泣いて、相手の痛みを理解したような気持ちになって、誰かわたしを救ってほしいと喚き散らして。
そうしたら自分は彼女の涙を拭いて、慰めて、彼女の心を救った恩人に、ヒーローになれるのに。
みちるはそうしないし、おそらく、入江正一もそうだったのだろう。
みちるの言う10年間、歯を食いしばって自分の命を賭してきたのだろう。

誰かに聞いてほしい、理解してほしい。

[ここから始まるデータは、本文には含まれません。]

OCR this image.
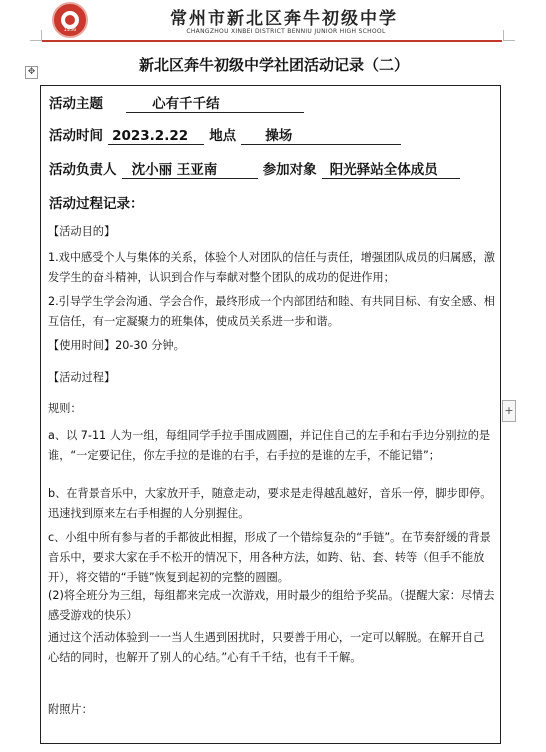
1956
常州市新北区奔牛初级中学
CHANGZHOU XINBEI DISTRICT BENNIU JUNIOR HIGH SCHOOL
✥	新北区奔牛初级中学社团活动记录（二）
活动主题	心有千千结
活动时间 2023.2.22 地点 操场
活动负责人 沈小丽 王亚南	参加对象 阳光驿站全体成员
活动过程记录：
【活动目的】
1.戏中感受个人与集体的关系，体验个人对团队的信任与责任，增强团队成员的归属感，激发学生的奋斗精神，认识到合作与奉献对整个团队的成功的促进作用；
2.引导学生学会沟通、学会合作，最终形成一个内部团结和睦、有共同目标、有安全感、相互信任，有一定凝聚力的班集体，使成员关系进一步和谐。
【使用时间】20-30 分钟。
【活动过程】
规则：
a、以 7-11 人为一组，每组同学手拉手围成圆圈，并记住自己的左手和右手边分别拉的是谁，“一定要记住，你左手拉的是谁的右手，右手拉的是谁的左手，不能记错”；
b、在背景音乐中，大家放开手，随意走动，要求是走得越乱越好，音乐一停，脚步即停。迅速找到原来左右手相握的人分别握住。
c、小组中所有参与者的手都彼此相握，形成了一个错综复杂的“手链”。在节奏舒缓的背景音乐中，要求大家在手不松开的情况下，用各种方法，如跨、钻、套、转等（但手不能放开），将交错的“手链”恢复到起初的完整的圆圈。
(2)将全班分为三组，每组都来完成一次游戏，用时最少的组给予奖品。（提醒大家：尽情去感受游戏的快乐）
通过这个活动体验到一一当人生遇到困扰时，只要善于用心，一定可以解脱。在解开自己心结的同时，也解开了别人的心结。”心有千千结，也有千千解。
附照片：
+
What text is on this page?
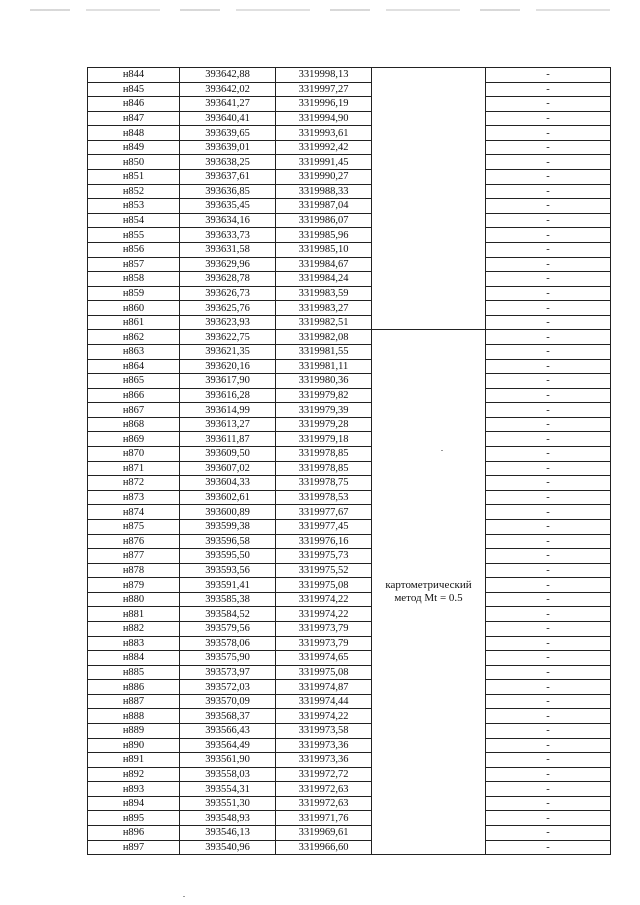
н844	393642,88	3319998,13		-
н845	393642,02	3319997,27		-
н846	393641,27	3319996,19		-
н847	393640,41	3319994,90		-
н848	393639,65	3319993,61		-
н849	393639,01	3319992,42		-
н850	393638,25	3319991,45		-
н851	393637,61	3319990,27		-
н852	393636,85	3319988,33		-
н853	393635,45	3319987,04		-
н854	393634,16	3319986,07		-
н855	393633,73	3319985,96		-
н856	393631,58	3319985,10		-
н857	393629,96	3319984,67		-
н858	393628,78	3319984,24		-
н859	393626,73	3319983,59		-
н860	393625,76	3319983,27		-
н861	393623,93	3319982,51		-
н862	393622,75	3319982,08	картометрический
метод Mt = 0.5	-
н863	393621,35	3319981,55		-
н864	393620,16	3319981,11		-
н865	393617,90	3319980,36		-
н866	393616,28	3319979,82		-
н867	393614,99	3319979,39		-
н868	393613,27	3319979,28		-
н869	393611,87	3319979,18		-
н870	393609,50	3319978,85		-
н871	393607,02	3319978,85		-
н872	393604,33	3319978,75		-
н873	393602,61	3319978,53		-
н874	393600,89	3319977,67		-
н875	393599,38	3319977,45		-
н876	393596,58	3319976,16		-
н877	393595,50	3319975,73		-
н878	393593,56	3319975,52		-
н879	393591,41	3319975,08		-
н880	393585,38	3319974,22		-
н881	393584,52	3319974,22		-
н882	393579,56	3319973,79		-
н883	393578,06	3319973,79		-
н884	393575,90	3319974,65		-
н885	393573,97	3319975,08		-
н886	393572,03	3319974,87		-
н887	393570,09	3319974,44		-
н888	393568,37	3319974,22		-
н889	393566,43	3319973,58		-
н890	393564,49	3319973,36		-
н891	393561,90	3319973,36		-
н892	393558,03	3319972,72		-
н893	393554,31	3319972,63		-
н894	393551,30	3319972,63		-
н895	393548,93	3319971,76		-
н896	393546,13	3319969,61		-
н897	393540,96	3319966,60		-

そういう気持ちを、正一も持っていたのかもしれない。
みちるを見ていると、きっとそうなのだろうとフゥ太は思う。

「まだ戦いは続くけど……、入江さんは、もう一人じゃないよ」

フゥ太は一言、それだけ言った。



* * *



自分と正一は、似たところがあると勝手に考えていた。
我ながら短慮だと思う。みちるは自室のベッドに腰かけながら、しみじみとそう痛感していた。
正一は自分なんかよりずっと覚悟も行動力もある人間だと、フゥ太の話を聞いて思い知らされた気分だ。

また、悩みが増えてしまった。
正一と顔を合わせる日も近いだろう。彼は24歳で、自分は14歳ではあるけれど。

(何を話せばいいんだろう。正くんは10年前のことを覚えているのかな……)

この時代の正一は、10年バズーカの砲弾に当たってみちるが目の前から消えた日を、10年前の記憶として持っているのだろうか。
あの日以来、正一はみちると会っていないのだろうか。
ツナや獄寺の時の事例と同じなら、10年前に、24歳のみちるが飛ばされているとは考えにくい。
14歳の正一は、何を支えに日々を送っていただろうか。
学校は楽しかっただろうか。

わたしなんかが彼の前に現れて……彼は、嬉しいと思うだろうか。

(もう一人じゃない、……そんなこと、わたしがどの口で言えるの)

――なんの力にもなれないのに。
そう考えて、堂々巡りに嫌気がさしたみちるは、身体をベッドに横たえた。
一人じゃない。ディーノさんだっている、これからまた修行して強くなる。悪いことばかりじゃない。

自分一人だけ真っ暗な穴の中から出ないつもりか。そんなつもりはない、そう思っているのに。


(もう、わたしも、一人の時間はおしまい。……大丈夫、みんながいるから、すぐに元気になる)


一人じゃ全然笑えない。
だって笑顔を見てもらいたい相手が、傍にいないんだもの。


また光の中へ連れていってくれる仲間が、今はもう傍にいる。わたしにも、正くんにも。
……なのにどうして、こんなにも涙が溢れるんだろう。